Because Bahlul served as a propagandist and press secretary for the late Al Qaeda leader, Osama bin Laden, his lawyers contend that he was prosecuted to punish him for those activities, thus violating his First Amendment free-speech and free-press rights. Here is the core of their complaint on this point:
“The weeklong trial underlying this appeal was not about the terrorist attacks on September 11, 2001. It was not about the inner workings of Al Qaida. It was not about a terrorist mastermind. It was not about planning or perpetration of any terrorist attacks. Instead, in the autumn of 2008, before a nine-member military commission, the government of the United States put a film on trial.”
This was a reference to an Al Qaeda propaganda film about the terrorist attacks on the U.S. Navy destroyer, the U.S.S. Cole. Bahlul’s role in the making and distribution of that film was listed by prosecutors as one of the “overt acts” supporting the conspiracy charge against him.
In making this a prominent part of the conspiracy charge case, the new brief said, military prosecutors put on trial Bahlul’s “thoughts, beliefs, and ideals” solely because of their propaganda value. Government, the filing said, has never been allowed to turn mere propaganda into a crime.
Bahlul’s other two arguments against his conviction for conspiracy are more technical in nature, dealing with Congress’s power — or lack thereof — to set up a system of military courts to try crimes that are not treated as crimes under the norms of international law dealing with war. Doing so, the brief argued, violated two separate provisions of the Constitution: the limits on congressional power under Article I, and an intrusion on the powers of civilian courts under Article III.
In spelling out those two complaints, though, the Bahlul brief first goes over a broad discussion of history of war crimes courts, finding that none before the Guantanamo system was allowed to try a crime that did not violate international laws of war, and then goes into a sweeping indictment of the Guantanamo system as an attempt to push civilian courts to the side in handling war-on-terrorism trials.
Some of the harshest criticism of the Guantanamo courts comes as part of the Article III argument. By placing the power to try war crimes in a system within the executive branch, and in particular under the Pentagon’s leadership, the brief argued, Congress handed over to that branch some of the essential functions of the Article III civilian courts.
“If this court looks past the ‘military commissions’ label,” the brief argued, “it will see an unprecedented system of criminal tribunals established within the Executive Branch, which purport to exercise jurisdiction over purely domestic law crimes. Everything about this novel criminal justice system realizes the Founders’ fear of Executive trial chambers and threatens to supplant completely our system of adjudication in independent Article III tribunals and replace it with a system of ‘specialized’ legislative courts.”

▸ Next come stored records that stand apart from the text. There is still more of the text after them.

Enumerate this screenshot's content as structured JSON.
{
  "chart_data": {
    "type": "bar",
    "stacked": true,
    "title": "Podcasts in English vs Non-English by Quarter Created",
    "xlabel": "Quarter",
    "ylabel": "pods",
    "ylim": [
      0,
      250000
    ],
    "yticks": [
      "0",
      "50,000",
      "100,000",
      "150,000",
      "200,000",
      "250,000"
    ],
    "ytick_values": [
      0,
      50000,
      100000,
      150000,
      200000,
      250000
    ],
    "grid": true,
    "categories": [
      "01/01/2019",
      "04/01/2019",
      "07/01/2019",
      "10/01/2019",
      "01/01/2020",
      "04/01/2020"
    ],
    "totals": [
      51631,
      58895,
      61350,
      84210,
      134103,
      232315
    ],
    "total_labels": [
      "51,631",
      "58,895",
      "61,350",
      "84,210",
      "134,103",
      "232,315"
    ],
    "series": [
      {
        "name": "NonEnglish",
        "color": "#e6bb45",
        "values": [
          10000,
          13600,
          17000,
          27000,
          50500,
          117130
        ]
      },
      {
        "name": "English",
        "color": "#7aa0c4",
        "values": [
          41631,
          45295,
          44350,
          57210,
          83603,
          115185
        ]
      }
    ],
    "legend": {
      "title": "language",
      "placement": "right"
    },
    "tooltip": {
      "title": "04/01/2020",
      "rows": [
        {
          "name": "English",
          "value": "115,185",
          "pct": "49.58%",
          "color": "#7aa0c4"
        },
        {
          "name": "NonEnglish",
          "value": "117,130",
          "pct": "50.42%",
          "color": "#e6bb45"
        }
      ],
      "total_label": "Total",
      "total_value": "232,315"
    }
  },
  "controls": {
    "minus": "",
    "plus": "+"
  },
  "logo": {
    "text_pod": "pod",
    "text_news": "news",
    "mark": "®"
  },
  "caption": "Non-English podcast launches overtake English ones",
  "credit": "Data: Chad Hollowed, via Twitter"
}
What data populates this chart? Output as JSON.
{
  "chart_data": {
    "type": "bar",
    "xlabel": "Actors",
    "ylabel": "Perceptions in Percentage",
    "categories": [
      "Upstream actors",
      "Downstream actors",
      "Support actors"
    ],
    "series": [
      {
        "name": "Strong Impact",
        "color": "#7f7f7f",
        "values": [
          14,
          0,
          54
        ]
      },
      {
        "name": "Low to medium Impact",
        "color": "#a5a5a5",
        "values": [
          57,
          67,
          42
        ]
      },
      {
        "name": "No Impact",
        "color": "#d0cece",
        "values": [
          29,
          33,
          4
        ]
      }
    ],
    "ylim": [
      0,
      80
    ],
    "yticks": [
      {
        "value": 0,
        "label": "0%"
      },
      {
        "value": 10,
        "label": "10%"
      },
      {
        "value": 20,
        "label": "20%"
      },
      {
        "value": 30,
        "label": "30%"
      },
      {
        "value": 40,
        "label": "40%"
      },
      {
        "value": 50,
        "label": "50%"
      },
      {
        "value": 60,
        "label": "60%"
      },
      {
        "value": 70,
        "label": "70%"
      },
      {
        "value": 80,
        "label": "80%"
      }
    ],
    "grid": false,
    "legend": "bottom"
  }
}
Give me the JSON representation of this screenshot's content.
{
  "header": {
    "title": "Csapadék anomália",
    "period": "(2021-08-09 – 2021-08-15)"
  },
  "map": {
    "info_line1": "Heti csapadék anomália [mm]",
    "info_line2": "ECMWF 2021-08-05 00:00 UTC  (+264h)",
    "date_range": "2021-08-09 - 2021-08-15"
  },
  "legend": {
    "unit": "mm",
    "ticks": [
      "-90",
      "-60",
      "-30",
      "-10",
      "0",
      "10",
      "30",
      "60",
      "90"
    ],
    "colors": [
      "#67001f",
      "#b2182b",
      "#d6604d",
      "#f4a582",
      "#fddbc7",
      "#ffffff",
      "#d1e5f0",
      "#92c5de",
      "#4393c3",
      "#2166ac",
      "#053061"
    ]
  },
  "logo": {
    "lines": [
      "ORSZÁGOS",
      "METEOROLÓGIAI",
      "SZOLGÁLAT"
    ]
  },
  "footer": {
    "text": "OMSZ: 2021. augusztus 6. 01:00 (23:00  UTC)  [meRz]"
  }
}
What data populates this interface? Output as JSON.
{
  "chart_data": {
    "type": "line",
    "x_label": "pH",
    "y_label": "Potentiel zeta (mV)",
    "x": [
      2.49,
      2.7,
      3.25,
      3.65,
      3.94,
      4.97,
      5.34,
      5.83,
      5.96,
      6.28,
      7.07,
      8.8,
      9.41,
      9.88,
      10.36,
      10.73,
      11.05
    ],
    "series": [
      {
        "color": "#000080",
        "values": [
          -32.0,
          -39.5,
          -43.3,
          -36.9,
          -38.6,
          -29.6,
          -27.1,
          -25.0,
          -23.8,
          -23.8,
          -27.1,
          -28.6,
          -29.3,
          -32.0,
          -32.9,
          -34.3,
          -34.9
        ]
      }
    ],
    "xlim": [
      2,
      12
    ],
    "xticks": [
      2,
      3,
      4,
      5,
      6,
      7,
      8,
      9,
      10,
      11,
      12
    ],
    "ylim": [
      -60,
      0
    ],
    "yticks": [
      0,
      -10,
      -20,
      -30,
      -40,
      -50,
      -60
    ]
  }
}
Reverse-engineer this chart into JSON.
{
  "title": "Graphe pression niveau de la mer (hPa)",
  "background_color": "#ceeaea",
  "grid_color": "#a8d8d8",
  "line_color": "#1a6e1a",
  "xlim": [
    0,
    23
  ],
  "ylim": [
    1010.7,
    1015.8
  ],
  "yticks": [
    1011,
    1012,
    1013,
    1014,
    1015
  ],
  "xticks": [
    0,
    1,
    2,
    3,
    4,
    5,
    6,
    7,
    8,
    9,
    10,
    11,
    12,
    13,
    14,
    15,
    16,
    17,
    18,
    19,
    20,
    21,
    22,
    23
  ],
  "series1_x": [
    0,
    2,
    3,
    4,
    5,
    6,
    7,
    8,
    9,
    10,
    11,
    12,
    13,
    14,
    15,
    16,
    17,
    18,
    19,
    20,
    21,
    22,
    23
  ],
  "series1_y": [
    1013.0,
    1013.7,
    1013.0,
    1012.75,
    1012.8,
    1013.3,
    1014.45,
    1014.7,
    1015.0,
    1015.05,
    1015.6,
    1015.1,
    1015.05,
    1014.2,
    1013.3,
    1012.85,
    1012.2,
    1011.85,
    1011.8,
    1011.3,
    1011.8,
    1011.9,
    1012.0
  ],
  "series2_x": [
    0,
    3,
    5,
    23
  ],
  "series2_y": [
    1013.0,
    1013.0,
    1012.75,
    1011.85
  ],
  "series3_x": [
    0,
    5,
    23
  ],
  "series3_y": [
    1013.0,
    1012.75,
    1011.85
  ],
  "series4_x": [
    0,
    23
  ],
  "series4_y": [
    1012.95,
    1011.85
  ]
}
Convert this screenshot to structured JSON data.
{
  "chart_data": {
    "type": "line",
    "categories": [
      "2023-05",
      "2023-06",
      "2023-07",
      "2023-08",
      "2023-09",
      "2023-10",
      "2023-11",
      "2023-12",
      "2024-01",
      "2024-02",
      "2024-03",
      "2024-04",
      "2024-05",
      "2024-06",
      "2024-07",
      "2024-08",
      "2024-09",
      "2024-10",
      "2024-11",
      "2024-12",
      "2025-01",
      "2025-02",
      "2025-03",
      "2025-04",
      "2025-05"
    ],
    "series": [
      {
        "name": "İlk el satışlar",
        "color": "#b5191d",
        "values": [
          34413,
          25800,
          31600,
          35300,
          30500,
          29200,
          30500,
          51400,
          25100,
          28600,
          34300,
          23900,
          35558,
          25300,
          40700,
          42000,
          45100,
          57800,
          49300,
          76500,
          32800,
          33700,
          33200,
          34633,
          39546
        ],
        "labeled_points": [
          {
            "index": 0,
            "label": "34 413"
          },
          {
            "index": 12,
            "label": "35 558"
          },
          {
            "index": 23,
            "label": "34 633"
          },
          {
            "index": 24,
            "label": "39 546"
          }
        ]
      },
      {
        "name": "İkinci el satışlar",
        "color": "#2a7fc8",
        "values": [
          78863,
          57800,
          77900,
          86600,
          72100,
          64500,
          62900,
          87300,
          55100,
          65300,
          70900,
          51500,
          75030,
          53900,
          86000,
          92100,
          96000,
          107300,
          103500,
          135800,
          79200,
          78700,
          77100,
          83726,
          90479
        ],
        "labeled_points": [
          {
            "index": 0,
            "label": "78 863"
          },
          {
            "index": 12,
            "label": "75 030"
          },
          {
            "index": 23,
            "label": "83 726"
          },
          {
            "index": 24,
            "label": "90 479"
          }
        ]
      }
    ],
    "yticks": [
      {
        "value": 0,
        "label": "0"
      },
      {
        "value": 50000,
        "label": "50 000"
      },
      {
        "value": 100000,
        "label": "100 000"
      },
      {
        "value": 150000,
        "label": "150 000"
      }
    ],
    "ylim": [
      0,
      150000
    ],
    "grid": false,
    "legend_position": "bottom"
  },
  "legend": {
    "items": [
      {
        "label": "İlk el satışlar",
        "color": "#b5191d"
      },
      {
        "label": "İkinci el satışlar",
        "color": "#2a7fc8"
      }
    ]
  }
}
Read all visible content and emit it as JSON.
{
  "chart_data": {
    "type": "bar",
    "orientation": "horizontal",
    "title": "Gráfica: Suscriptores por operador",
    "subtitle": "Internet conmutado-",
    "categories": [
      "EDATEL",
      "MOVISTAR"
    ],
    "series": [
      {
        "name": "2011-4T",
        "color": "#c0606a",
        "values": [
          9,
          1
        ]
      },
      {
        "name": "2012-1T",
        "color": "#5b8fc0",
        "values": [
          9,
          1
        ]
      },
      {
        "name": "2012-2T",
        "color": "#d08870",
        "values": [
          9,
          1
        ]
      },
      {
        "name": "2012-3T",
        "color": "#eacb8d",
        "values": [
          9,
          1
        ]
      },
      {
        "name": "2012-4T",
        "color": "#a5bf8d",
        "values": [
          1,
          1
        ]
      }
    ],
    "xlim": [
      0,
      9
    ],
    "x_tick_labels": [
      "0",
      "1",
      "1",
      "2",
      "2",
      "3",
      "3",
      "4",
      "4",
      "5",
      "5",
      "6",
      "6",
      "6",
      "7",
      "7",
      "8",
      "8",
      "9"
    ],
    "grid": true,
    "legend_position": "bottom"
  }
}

In fact, the document added, officers of the Guantanamo system claim it is equal to the regular federal courts. Moreover, it said, “if the separation of powers means anything, it is that the federal judiciary cannot be required to compete for jurisdiction over the trial of federal crimes on a ‘case-by-case’ basis.” There is a risk in this arrangement, the brief said, of “emasculating constitutional courts.”
These arguments will be weighed by a panel made up of Circuit Judges Karen LeCraft Henderson, Judith W. Rogers, and David S. Tatel. After the panel rules, the case conceivably could return to the en banc court and may, ultimately, go to the Supreme Court.